Me too. Miss Kitty is very pretty!


----------



## LiCieWishy (Apr 2, 2003)

Miss Kitty is soo cute. I liked the one of her drinking from the glass...  My Marbles likes doing that too, even with a tall glass. And gets his fat head stuck in it sometimes.


----------



## Niina (Mar 25, 2003)

My Kitty sends her greetings to Miss Kitty. :wink:


----------



## LiCieWishy (Apr 2, 2003)

Hi Niina...

Your Cats are beautiful... Casper's soo adorable and I liked the pic u had of Kitty when she was a kitten... belly up...so cute those little fuzzy spots!! Awwww....


----------



## Max&Ben (Feb 7, 2003)

You can tell Miss Kitty is a very happy cat. It is so nice to see these shots after the neglect I witness in my area. So many strays....it's very sad. I am thankful for spring though as they will no longer freeze at night. I just bought a 25Kg bag of dry food for April, with any luck I can fatten up my strays before summer starts.
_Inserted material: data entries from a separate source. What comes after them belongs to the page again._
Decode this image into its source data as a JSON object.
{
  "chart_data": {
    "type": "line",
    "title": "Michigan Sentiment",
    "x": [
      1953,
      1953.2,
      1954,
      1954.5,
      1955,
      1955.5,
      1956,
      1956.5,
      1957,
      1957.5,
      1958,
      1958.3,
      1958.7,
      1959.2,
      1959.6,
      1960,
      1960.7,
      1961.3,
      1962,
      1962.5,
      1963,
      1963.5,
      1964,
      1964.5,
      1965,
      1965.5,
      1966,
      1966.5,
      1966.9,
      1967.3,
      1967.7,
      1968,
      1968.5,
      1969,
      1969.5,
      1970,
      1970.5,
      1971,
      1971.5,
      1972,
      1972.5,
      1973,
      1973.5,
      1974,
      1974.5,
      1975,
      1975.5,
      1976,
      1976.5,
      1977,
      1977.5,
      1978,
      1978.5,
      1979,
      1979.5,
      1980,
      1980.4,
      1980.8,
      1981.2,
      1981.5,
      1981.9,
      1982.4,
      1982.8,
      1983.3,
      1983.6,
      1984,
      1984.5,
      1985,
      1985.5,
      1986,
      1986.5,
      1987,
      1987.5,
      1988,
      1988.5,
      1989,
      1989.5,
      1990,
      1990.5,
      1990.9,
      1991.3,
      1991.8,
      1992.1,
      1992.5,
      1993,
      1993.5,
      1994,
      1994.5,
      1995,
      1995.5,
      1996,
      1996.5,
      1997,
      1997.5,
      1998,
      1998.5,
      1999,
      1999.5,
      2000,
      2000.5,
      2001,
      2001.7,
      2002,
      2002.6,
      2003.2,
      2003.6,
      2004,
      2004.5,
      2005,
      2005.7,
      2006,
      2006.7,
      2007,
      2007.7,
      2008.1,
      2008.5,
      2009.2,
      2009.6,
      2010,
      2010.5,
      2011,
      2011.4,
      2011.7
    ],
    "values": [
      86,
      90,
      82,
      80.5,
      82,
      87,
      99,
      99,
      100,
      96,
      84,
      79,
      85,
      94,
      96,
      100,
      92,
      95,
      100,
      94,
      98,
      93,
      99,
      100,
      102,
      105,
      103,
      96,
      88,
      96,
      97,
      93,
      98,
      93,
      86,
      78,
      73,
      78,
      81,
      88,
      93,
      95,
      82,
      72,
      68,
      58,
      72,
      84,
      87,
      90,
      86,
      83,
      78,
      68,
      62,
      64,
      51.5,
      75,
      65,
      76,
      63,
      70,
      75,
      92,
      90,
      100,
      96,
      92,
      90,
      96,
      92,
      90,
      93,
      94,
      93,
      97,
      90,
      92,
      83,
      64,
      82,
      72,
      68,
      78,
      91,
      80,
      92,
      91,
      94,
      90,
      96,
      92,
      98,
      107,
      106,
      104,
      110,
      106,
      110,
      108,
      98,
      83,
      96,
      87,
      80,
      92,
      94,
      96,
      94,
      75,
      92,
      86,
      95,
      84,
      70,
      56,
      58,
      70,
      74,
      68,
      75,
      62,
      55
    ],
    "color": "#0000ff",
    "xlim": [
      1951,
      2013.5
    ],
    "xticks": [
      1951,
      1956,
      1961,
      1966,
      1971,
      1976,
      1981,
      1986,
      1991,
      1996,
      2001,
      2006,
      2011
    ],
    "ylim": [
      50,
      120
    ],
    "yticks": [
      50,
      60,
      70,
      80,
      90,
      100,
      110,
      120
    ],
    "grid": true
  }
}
I don't want them rooting through the garbage looking for food. 

Miss Kitty is one lucky lady!


----------



## Niina (Mar 25, 2003)

LiCieWishy said:


> Hi Niina...
> 
> Your Cats are beautiful... Casper's soo adorable and I liked the pic u had of Kitty when she was a kitten... belly up...so cute those little fuzzy spots!! Awwww....


Thank you :lol:


----------